Do You Think the movie "Jaws" is very popular in the People's Republic of China?
Because if you really think about it, there is a subtle socialist manifesto running through this movie's main themes, especially if you look at the key characters. Maybe that's why they are so intent on wiping out sharks by turning them all into soup! First there's Captain Quint: a rugged individualist (anti collectivism) who endangers the others by destroying the boat's radio. He is punished by becoming shark food. Then there's Matt Hooper: a wealthy young capitalist who hides under a rock (imperialist coward!) to escape the giant shark. Mayor Larry Vaughn is the most despicable character, responsible for many deaths because he keeps the beach open (selfish profiteer!) choosing money over human life. Only Chief Brody, man of the people...public servant...is able to heroically vanquish the monster fish in the end. Voila!

Watch Shark Week starting this Sunday. It's nice to have a TV series about sharp teeth that doesn't involve vampires!

Link

Sunday, June 21, 2009

Just When You Thought it was Safe to Get Back in the Water!

Now that summer is officially here (thanks for the Solstice tribute, Lisa!) our thoughts naturally turn to the beach. And what summer beach thought would be complete without a few nervous nods to the shark. It's time to reminisce about great shark movies and television. At the top of the heap, thanks to author Peter Benchley, director Steven Spielberg, and composer John Williams, is JAWS. Released exactly 34 years ago, it has been scaring the daylights out of people (and keeping them out of the water) ever since. Funniest personal "Jaws" anecdote: my sister used to run a dive boat in the Florida Keys. Inevitably some tourist would have a nervous melt down in the water. To get them to snap out of it, she would calmly ask them..."Do you hear the music? No? Well if you don't hear the music, the shark's not coming". It worked every time.

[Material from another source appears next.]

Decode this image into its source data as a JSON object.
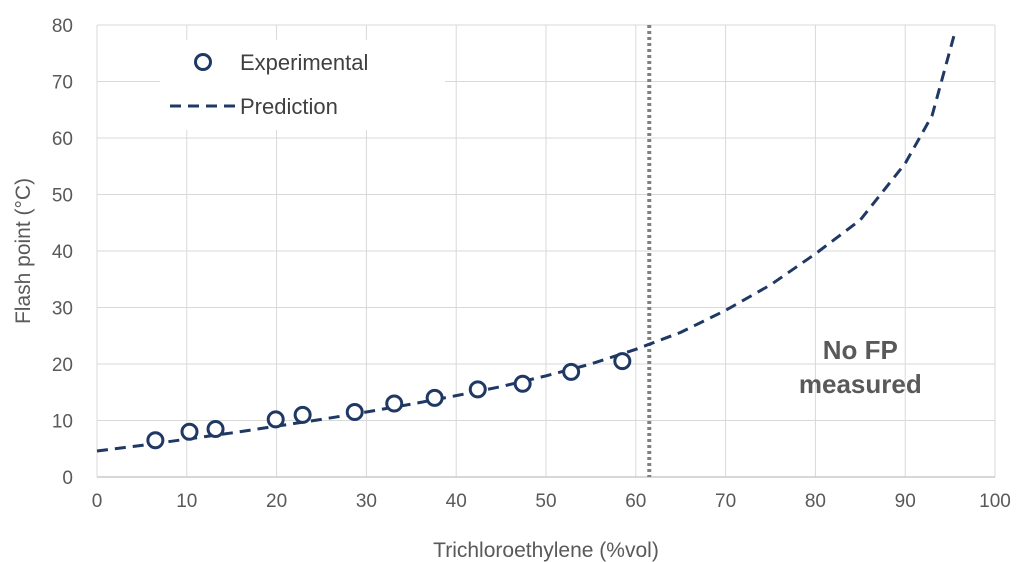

On television, the greatest shark programming has been coming to us compliments of the Discovery Channel for over 15 years. "Shark Week" returns on August 2nd with plenty of new footage, including a segment about shark encounters with dogs and other animals. We'll give another update when it gets closer to the air date. In the meantime, the Discovery website has plenty of fun videos, pictures and games about sharks.

Shark trivia question: Which beach in America has the most recorded shark attacks? Answer: New Smyrna Beach, Florida, which has recorded over 200 attacks. None were deadly. Note to readers, I have been swimming in the New Smyrna Beach waters dozens of times over the years on vacation (it's near the more famous Daytona Beach) and have never even seen a shark, much less been nipped by one.

So grab your tube of Coppertone and a good scary summer paperback. Whether you stay on the beach and read or are brave enough to venture in, it's important to remember that the odds of a shark encounter are slim to none. Instead of being afraid of this amazing, almost prehistoric beast, we should all think about preserving them. Some are becoming increasingly endangered and rare, like the gentle giant whale shark pictured here.